Northeastern (46th Annual) and North-Central (45th Annual) Joint Meeting (20–22 March 2011)

Paper No. 4
Presentation Time: 10:35 AM


SCHEUING, Laurie, Self-Employed, 46 Homestead Rd, Saratoga Springs, NY 12866 and JANSEN, Robert A., Earth Sciences, Dickinson College, 28 N College Street, HUB 1061, Carlisle, PA 17013,

While the resume and cover letter are significant elements of your job search, the job interview might be the most important part. There are very few job offers made without a winning interview. If you are unable to interview successfully, where you went to school and your GPA will not matter. The interview gives the employer the opportunity to see how you will fit into their existing organization and provides you a feel for whether you would be comfortable working there.

This presentation will focus on the three parts of the interview process: before the interview, at the interview, and after the interview, with an emphasis on interviewing with geo-environmental firms. A few key points are discussed below.

Before: Learn all you can about the company or organization. It’s important to know the projects and clients the company is involved with so that you can showcase how your education and experience will be beneficial. Based on this, you can anticipate the types of questions that the interviewer may ask.
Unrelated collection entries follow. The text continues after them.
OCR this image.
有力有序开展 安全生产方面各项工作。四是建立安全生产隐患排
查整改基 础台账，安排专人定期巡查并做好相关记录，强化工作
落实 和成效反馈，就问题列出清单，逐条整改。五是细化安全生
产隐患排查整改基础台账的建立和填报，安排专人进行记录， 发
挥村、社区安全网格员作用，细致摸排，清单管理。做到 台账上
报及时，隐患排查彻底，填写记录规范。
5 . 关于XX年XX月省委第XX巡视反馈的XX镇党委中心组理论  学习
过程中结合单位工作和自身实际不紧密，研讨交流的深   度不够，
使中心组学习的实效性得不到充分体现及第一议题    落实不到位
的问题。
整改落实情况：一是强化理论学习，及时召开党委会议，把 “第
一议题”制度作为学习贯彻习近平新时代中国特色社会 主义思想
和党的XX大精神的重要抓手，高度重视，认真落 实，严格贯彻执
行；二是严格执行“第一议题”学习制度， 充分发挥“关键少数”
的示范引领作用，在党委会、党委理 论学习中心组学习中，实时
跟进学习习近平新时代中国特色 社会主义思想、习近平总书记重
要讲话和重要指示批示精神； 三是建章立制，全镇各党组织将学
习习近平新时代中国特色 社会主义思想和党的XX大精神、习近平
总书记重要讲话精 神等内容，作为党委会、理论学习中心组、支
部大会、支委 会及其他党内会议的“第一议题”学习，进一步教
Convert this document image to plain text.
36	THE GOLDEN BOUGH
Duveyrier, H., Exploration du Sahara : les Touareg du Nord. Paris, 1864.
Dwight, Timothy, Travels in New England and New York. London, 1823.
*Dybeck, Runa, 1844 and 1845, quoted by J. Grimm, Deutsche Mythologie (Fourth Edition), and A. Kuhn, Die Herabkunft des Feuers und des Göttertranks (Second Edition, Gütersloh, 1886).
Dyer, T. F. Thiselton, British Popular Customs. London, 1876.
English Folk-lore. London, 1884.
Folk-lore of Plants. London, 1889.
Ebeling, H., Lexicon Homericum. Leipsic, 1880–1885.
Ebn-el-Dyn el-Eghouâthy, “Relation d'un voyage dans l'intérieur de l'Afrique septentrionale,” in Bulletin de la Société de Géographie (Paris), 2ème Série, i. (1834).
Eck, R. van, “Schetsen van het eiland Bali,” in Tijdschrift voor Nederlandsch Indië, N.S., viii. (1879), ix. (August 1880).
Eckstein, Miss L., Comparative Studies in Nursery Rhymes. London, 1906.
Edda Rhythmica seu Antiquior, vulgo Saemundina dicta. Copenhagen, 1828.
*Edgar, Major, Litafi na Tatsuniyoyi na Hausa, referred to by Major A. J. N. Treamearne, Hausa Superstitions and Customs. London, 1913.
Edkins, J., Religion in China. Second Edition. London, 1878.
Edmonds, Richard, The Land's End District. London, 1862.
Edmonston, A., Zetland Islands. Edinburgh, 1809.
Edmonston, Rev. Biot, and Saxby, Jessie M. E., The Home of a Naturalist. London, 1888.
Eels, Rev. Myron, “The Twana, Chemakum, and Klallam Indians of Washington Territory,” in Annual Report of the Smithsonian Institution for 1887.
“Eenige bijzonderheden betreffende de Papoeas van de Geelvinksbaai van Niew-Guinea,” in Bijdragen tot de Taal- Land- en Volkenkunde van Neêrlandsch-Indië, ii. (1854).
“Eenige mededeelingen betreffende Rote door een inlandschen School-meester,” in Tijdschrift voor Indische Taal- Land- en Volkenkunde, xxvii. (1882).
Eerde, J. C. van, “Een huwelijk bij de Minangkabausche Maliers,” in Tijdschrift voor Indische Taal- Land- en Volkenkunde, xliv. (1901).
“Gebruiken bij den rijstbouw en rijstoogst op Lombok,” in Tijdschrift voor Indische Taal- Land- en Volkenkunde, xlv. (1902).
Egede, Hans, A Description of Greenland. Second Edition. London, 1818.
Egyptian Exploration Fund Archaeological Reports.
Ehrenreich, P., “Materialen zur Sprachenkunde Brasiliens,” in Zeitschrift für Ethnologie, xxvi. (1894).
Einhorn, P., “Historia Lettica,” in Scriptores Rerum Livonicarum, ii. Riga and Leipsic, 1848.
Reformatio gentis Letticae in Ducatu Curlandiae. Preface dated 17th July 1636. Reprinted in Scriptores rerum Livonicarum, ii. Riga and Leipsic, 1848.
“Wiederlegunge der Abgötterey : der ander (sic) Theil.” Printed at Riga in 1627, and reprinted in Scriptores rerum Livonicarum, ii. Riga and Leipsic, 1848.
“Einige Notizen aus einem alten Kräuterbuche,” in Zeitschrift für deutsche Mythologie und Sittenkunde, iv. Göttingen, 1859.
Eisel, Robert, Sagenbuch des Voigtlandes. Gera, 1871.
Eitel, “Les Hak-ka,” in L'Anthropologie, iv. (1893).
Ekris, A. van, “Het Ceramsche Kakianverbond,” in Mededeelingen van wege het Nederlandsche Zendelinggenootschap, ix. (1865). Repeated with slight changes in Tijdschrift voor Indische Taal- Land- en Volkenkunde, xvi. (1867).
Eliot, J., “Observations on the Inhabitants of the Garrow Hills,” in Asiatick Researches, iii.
You likely studied geology because you were not interested in the typical office environment. However, you need to present yourself at the interview in a professional manner. While the position you are interviewing for may involve a significant amount of field work, it is not appropriate to show up in your steel-toed boots and Carhartt coveralls.

During: Listen very carefully to each question and give thoughtful and honest answers. Ask for clarification if you don't understand. It is all right to use a few moments of silence to gather your thoughts.

It is important to never interrupt the interviewer, even if you are enthusiastic about the topic. You should never make negative comments about previous employers or professors.

End the interview by inquiring about the next step in the hiring process. Ask when you should expect to hear from them or if there is an action that you are expected to take. Always thank the interviewer for their time and offer a firm handshake and make eye contact.

After: You should write your notes right away to capture the critical details. Always send a thank you letter to the interviewer(s). Keep the letter short but reiterate your interest in the position and your confidence in your qualifications. Contact the employer within the time frame established at the conclusion of the interview and not before.